148. Memorandum of Conversation1


  • President Gerald R. Ford
  • Vuong Van Bac, Minister of Foreign Affairs, Republic of Vietnam
  • Dr. Henry A. Kissinger, Secretary of State and Assistant to the President
  • Tran Kim Phuong, Ambassador of the Republic of Vietnam
  • Lt. General Brent Scowcroft, Deputy Assistant to the President for National Security Affairs

Kissinger: Minister Bac was in Paris keeping an eye on me during the negotiation. Ambassador Phuong also.

[The press was admitted briefly to take photographs.]

President: We think you made a fine agreement.

Bac: It was mostly Dr. Kissinger. President Thieu and Madame Thieu send their best wishes and their wishes for the recovery of Mrs. Ford.

[The press was ushered out.]

President: I want to reassure you we will support President Thieu in every way—economically, politically, and diplomatically. Our problem is not us, but on the Hill.

Bac: We are very grateful for your efforts and U.S. efforts and we hope they can be kept at adequate levels.

President Thieu has asked me to give you this letter. [Tab A]2

President: Our people are not as enthusiastic about aid, but I will do my best to get adequate levels. The attacks on aid are not just aimed at Vietnam, but across the board. When I first came to Congress, the aid bill was $7 billion.

Kissinger: Which would be $15 billion now.

President: But there was strong support for it.

[Page 570]

Kissinger: And it shows if you start strong you can taper off.

Bac: We are making that point too.

President: What is the current situation in Vietnam?

Bac: It is difficult, but not critical. The economy measures are difficult. We have to cut down on our use of ammunition and so on, and that is costly in terms of casualties. The most intense conflict is around Kontum and the supply line.

Kissinger: The Vietnamese strategic problem is they must defend a 400-mile border and the Communists can hit anywhere.

President: How is the military morale?

Bac: It is good in the regular forces, but has been affected in the regional forces. What we don’t know is whether we should use all we have now or be cautious.

Kissinger: We will try to get you what you need. You know of the American baseball manager, Leo Durocher, who said “Nice guys finish last.”

President: How is the economy in Vietnam?

Bac: Our inflation is about 30 percent but it is not so catastrophic as the kind in Africa and Italy. The country is basically rich in resources, and in a year or two we should be self-sufficient in rice.

President: Are you close now?

Phuong: Yes, and in some areas the Communists prohibit collection and try to drain it off.

Bac: There should be good crops this year, and our oil prospects are good.

Kissinger: We may have to have a confrontation on oil prices! Negotiations with the North Vietnamese in the morning and the South Vietnamese in the afternoon is a wearing experience.

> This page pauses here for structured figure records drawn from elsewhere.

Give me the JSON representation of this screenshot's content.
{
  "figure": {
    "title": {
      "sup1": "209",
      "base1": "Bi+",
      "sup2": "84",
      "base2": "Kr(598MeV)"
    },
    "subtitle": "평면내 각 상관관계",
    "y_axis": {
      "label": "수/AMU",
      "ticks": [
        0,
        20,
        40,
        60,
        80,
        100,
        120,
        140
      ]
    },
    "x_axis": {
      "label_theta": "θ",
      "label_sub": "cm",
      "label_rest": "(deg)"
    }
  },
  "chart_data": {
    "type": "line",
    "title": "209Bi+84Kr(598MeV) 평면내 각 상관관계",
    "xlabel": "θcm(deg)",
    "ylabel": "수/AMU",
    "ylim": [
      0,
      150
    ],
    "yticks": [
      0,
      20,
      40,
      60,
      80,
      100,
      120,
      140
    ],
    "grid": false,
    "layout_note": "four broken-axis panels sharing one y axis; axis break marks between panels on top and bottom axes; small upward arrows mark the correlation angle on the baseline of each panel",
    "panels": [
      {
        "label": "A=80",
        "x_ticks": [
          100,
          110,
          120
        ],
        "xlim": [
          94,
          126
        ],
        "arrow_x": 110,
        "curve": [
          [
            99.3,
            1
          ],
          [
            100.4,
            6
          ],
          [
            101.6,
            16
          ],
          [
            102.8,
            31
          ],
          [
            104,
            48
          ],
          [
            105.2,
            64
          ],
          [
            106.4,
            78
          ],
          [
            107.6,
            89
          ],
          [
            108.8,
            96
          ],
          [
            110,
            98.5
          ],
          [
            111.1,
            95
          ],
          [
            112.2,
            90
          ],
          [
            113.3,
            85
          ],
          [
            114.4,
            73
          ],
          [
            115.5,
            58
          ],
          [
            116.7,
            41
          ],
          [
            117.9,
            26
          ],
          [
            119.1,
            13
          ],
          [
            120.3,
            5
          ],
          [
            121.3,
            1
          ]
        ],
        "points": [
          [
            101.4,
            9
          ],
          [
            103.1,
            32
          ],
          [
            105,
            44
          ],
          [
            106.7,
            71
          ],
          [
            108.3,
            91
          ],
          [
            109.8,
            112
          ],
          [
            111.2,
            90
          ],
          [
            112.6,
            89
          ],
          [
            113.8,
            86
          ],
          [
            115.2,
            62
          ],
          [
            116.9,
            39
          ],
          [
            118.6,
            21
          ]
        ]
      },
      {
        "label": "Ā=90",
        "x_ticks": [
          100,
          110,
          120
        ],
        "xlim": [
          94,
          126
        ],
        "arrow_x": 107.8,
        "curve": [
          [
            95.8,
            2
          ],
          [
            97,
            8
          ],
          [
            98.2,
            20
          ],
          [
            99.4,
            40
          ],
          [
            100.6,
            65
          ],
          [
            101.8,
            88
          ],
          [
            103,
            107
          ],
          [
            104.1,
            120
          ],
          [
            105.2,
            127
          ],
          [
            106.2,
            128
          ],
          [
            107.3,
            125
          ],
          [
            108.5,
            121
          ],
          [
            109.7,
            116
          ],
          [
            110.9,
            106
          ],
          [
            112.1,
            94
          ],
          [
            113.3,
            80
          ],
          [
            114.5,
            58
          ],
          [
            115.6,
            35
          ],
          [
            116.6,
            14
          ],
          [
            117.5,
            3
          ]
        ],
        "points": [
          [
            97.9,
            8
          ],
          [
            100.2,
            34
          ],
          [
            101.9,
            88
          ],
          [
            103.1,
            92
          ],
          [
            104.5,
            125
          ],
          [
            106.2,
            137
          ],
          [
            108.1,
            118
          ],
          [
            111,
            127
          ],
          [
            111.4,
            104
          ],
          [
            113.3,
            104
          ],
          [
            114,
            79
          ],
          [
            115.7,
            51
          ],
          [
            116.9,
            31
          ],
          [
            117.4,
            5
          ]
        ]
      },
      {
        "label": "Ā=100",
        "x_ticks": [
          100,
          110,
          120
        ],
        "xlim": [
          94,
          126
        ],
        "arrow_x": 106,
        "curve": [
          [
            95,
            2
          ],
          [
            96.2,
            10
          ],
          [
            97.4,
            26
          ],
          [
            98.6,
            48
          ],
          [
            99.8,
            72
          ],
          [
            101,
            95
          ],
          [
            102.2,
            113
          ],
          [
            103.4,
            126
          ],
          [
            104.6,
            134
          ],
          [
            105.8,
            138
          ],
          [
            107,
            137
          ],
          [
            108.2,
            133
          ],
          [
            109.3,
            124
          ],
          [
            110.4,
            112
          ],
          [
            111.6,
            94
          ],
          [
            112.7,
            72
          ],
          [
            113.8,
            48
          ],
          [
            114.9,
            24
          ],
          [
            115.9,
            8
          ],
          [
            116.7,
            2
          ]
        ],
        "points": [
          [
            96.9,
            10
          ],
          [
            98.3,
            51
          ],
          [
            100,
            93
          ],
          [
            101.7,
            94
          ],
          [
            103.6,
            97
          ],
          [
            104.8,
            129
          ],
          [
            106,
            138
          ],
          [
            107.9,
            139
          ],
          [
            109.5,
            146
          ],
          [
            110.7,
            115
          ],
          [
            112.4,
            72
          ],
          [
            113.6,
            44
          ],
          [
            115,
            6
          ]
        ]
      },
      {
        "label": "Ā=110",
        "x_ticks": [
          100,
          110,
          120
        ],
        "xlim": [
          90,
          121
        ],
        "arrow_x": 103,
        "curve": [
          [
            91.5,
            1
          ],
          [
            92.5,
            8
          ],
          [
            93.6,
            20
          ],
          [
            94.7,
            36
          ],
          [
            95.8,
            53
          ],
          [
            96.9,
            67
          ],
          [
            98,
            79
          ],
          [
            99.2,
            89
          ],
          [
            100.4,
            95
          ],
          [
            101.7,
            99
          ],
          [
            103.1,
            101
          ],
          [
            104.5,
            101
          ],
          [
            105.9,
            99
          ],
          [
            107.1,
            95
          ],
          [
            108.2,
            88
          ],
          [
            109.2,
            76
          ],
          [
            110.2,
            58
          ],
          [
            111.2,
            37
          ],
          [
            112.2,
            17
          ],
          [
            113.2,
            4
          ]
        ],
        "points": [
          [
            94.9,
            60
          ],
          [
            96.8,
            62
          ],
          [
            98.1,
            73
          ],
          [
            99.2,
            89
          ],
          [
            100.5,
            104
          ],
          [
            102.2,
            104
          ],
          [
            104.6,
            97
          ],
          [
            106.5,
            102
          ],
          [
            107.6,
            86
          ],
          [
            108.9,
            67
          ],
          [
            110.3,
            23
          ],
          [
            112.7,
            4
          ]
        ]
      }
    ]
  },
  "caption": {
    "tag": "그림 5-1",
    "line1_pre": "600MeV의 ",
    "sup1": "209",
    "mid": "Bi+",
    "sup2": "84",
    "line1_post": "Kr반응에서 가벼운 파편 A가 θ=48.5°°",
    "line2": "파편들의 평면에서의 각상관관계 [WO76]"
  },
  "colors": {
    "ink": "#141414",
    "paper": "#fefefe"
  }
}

Bac: We should know soon whether oil is present in commercial quantities. The companies are sanguine, but that won’t solve our current problems.

I’m trying to get increased aid now. I have visited Japan, and am going to France and Germany. All together last year we got about $100 million. It was substantial, but not compared to US levels.

President: We will do our best. We admire President Thieu and want to be a good partner.

Bac: President Thieu just heard that you will visit Japan and Korea soon. We would like to invite you to visit Vietnam on the way.

President: That is unfortunately not possible on this trip. Please don’t misinterpret this; it is only a time problem. Another time I will do it. We will do our best.

Bac: We know you are very busy. Maybe you could visit President Thieu along the way to Japan.

[Page 571]

President: I will talk to Dr. Kissinger about it. But it is likely to be very difficult.

[The meeting ended with warm handshakes and farewells.]

  1. Source: Ford Library, National Security Adviser, Memoranda of Conversations, Box 6, 10/5/1974. Secret; Nodis. The meeting was held in the Oval Office. Brackets are in the original.
  2. In his letter to Ford, September 19, attached but not printed, Thieu speculated that “the increasingly defiant and bellicose attitude of the Communists resides in their believing that the United States is now wavering in its dedication to our common goal, namely a South Viet-Nam capable of defending itself and deciding its own future. The utterly inadequate amount of military and economic aid to the Republic of Viet-Nam which has been voted by the U.S. Congress might have induced the Communists to make such speculations.” Thieu concluded: “Therefore, it is essential that the United States unmistakably demonstrates once again its attachment to a serious implementation of the Paris Agreement and its support for the Government of the Republic of Viet-Nam, if peace is to be restored in South Viet-Nam and in South East Asia.”